Analysis shows that dresses, which average between $90 and $130, account for 70% of purchases.

Most of the company’s sales come from the United Kingdom, followed by the United States, which accounts for 20% of its turnover. That’s one of the reasons for the Los Angeles pop-up — another pop-up is set to open in New York’s SoHo from October 13-22.

Australia is the third most popular country for sales, followed by Ireland and Dubai.

Never Fully Dressed is well known for its wrap dresses and versatile garments that can be worn in different ways. “We show clients how to layer our dresses with jeans or how to wear them with a duster jacket,” Aylen said. There are mini, midi and maxi dresses for more coverage, which have been popular in the Middle East. Wrap skirts are also very popular.

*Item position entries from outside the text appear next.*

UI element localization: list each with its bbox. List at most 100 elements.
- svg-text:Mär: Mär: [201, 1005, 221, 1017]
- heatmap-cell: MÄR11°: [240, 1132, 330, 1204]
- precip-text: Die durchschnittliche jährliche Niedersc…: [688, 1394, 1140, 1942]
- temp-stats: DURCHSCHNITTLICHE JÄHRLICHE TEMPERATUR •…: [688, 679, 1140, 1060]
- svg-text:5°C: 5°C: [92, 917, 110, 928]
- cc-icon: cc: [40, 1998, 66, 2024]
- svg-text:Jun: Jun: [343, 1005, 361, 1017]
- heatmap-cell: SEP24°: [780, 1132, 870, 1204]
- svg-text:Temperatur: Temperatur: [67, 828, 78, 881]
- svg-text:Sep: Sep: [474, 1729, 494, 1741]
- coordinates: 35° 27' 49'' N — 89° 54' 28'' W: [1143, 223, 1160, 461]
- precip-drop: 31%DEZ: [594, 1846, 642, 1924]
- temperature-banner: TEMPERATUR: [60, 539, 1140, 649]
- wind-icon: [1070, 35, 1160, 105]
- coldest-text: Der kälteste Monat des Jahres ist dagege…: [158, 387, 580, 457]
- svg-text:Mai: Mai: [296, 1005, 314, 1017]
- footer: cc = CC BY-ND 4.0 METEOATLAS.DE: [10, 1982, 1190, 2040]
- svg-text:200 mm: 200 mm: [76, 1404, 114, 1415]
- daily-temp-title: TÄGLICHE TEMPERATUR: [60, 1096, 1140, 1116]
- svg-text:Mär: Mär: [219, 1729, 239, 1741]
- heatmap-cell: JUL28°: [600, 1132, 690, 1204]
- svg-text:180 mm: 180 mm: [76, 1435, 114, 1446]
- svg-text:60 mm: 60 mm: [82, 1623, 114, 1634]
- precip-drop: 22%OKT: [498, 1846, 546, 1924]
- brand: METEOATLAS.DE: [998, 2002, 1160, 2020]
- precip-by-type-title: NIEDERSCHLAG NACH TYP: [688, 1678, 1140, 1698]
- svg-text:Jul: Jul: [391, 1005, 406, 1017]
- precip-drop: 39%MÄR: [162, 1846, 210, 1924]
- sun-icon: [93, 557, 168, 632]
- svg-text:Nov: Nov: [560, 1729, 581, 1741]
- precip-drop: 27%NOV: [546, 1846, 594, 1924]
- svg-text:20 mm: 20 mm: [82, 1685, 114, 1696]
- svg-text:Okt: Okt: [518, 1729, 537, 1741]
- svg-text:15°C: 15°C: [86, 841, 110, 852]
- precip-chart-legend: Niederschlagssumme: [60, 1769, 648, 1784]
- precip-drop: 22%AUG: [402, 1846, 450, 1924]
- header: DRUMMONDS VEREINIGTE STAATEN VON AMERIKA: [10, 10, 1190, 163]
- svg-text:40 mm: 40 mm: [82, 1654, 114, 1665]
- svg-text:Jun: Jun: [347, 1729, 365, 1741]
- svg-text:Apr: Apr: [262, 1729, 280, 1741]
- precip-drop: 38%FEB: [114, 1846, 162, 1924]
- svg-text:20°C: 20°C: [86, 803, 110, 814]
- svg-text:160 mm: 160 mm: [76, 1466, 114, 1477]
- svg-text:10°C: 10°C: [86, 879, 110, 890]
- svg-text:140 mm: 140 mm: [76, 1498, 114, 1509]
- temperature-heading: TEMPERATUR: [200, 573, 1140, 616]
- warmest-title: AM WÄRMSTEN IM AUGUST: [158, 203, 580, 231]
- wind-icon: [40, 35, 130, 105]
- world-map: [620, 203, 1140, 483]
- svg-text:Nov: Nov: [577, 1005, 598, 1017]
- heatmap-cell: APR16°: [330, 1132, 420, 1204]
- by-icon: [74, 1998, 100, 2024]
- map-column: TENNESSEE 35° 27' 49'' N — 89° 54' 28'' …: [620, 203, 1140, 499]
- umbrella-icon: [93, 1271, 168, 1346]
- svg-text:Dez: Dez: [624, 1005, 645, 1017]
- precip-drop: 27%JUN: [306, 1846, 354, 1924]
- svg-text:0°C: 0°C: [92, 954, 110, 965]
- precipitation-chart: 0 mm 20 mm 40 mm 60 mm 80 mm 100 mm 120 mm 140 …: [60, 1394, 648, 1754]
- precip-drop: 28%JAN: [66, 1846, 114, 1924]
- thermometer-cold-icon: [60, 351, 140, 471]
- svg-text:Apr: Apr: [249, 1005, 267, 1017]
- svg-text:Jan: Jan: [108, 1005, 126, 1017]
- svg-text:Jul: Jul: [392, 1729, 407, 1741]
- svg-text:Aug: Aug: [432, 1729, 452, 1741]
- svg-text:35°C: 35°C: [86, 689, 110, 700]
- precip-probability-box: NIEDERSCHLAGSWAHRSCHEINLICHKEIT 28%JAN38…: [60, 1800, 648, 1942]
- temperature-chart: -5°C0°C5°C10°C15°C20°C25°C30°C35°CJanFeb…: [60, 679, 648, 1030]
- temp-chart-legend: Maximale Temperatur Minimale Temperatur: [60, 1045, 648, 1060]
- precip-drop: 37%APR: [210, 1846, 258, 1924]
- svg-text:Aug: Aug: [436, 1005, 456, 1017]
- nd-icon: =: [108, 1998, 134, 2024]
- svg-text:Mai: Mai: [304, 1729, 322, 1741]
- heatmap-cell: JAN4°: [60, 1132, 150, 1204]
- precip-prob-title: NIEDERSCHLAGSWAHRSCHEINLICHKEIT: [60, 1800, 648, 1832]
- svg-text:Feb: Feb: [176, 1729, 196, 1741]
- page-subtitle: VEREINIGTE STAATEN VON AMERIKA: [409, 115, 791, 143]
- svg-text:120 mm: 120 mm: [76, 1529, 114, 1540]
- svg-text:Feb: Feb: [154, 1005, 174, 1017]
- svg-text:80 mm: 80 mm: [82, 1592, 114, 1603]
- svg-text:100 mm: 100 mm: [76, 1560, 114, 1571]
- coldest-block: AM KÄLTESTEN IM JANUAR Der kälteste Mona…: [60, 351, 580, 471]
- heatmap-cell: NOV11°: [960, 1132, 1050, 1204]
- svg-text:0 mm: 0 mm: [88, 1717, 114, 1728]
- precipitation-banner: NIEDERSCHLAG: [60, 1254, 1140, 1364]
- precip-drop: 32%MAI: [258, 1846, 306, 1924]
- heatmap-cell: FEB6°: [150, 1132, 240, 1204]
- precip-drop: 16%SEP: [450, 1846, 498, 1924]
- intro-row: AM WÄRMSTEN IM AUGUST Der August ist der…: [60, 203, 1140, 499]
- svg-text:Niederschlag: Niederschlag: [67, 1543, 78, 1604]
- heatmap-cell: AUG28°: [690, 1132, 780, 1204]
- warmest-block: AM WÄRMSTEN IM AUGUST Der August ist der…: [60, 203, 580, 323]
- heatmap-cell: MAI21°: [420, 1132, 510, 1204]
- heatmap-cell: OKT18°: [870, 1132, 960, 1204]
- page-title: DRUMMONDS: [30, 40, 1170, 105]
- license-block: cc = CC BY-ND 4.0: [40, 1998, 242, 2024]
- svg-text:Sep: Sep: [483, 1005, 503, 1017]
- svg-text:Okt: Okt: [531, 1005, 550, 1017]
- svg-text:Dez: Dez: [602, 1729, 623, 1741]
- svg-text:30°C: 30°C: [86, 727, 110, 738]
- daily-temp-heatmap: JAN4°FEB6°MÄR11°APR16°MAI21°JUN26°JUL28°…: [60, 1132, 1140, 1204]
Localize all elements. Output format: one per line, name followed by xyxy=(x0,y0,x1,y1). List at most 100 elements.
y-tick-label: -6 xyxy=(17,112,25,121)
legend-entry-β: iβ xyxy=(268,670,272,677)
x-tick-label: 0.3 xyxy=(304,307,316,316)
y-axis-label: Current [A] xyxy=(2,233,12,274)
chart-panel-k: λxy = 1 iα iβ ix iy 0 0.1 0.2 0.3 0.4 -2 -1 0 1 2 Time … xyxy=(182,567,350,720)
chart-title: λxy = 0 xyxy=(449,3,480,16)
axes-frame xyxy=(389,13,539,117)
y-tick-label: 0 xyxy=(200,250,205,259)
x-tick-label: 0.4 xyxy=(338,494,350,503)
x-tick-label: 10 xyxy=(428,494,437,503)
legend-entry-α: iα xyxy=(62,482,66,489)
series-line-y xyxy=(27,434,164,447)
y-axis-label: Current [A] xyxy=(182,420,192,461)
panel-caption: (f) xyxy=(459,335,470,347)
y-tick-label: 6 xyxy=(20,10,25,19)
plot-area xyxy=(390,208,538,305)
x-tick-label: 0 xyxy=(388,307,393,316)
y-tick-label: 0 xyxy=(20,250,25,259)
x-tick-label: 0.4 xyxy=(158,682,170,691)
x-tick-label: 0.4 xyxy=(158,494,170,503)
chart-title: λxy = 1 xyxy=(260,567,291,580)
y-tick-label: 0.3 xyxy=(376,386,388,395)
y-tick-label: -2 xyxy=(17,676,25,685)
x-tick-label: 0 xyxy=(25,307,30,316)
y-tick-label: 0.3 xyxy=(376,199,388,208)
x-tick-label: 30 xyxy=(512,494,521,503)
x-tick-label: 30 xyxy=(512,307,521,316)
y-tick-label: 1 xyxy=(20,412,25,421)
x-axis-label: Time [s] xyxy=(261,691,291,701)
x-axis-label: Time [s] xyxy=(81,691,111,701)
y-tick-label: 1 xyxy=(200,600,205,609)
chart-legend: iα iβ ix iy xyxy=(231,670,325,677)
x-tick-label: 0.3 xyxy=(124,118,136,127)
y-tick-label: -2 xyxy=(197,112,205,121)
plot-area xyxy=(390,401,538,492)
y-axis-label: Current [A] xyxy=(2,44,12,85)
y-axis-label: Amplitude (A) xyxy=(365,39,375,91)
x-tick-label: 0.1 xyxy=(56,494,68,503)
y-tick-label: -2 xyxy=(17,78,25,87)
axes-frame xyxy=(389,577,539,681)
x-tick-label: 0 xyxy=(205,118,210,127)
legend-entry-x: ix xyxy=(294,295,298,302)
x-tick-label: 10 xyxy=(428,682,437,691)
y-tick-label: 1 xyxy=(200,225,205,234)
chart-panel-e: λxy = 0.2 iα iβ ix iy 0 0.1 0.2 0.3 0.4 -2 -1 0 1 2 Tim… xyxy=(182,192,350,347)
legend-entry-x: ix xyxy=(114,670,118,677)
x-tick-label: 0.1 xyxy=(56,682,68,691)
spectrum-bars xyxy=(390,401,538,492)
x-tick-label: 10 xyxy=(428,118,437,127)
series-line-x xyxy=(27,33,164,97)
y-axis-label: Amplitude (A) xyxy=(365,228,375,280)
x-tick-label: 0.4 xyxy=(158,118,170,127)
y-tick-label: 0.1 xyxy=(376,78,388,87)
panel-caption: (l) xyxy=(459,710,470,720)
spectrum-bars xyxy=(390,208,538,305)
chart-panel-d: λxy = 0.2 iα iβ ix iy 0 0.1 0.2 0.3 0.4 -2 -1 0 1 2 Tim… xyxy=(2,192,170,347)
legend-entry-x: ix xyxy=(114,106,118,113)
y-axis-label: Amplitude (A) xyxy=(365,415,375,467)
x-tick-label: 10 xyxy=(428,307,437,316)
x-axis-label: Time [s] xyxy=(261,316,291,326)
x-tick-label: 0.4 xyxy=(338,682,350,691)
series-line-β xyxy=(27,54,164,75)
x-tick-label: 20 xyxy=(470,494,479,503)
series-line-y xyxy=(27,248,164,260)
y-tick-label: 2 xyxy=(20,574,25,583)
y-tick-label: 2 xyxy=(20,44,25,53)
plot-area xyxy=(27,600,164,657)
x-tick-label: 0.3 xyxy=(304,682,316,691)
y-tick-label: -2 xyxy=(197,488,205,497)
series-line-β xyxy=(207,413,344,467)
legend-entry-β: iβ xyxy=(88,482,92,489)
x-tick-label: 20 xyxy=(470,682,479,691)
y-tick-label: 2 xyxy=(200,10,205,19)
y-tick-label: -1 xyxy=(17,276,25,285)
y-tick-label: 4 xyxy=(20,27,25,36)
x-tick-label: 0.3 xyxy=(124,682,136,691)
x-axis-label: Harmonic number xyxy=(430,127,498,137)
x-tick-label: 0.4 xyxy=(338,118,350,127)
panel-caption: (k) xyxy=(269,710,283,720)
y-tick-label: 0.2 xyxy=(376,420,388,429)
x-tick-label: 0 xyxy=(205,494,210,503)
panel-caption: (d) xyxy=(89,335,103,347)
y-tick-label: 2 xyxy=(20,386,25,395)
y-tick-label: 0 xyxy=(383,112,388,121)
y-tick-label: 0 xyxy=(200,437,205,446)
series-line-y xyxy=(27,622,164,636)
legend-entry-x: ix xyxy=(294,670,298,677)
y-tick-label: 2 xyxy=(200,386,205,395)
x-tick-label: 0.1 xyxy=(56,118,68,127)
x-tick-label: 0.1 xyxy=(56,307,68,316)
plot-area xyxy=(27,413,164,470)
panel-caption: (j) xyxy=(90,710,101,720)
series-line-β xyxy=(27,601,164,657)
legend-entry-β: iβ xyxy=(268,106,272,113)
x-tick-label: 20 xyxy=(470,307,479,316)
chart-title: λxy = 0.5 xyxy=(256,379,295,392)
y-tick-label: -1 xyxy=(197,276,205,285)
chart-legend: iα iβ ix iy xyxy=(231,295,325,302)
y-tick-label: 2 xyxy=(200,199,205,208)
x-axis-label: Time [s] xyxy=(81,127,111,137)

Until recently, the Never Fully Dressed collection consisted mainly of spring/summer looks that were changed once a month. “We tend to have a theme of the month, whether it’s Western clothing, ’60s Miami or whatever,” Aylen said. “And we’re heavy on the prints we design.”

Lately, the company has branched out into sweater knits and introduced children’s clothing, footwear, swimwear, underwear and reversible outerwear.

The label promotes sustainability in several ways. It ensures that its factories in the UK, China, Romania, Turkey and India are sustainable. And many of its products are made from recycled polyester or eco-friendly viscose.

A few years ago, the company launched its beloved initiative to buy back some of its previously sold merchandise and resell it. The concept started when Aylen was seen wearing an old NFD wrap dress on Instagram. People were asking about it, but it was out of stock. She realized there was a market for used NFD products.

Now, sustainability is part of the message the company is delivering across the world, with more pop-ups planned. In October there is a pop-up for Singapore followed by another in Sydney, Australia in November. Down the road, there might be one in Texas. “It’s just fun to be on the road,” Aylen said. “The most valuable thing you can do is just talk to your customer.”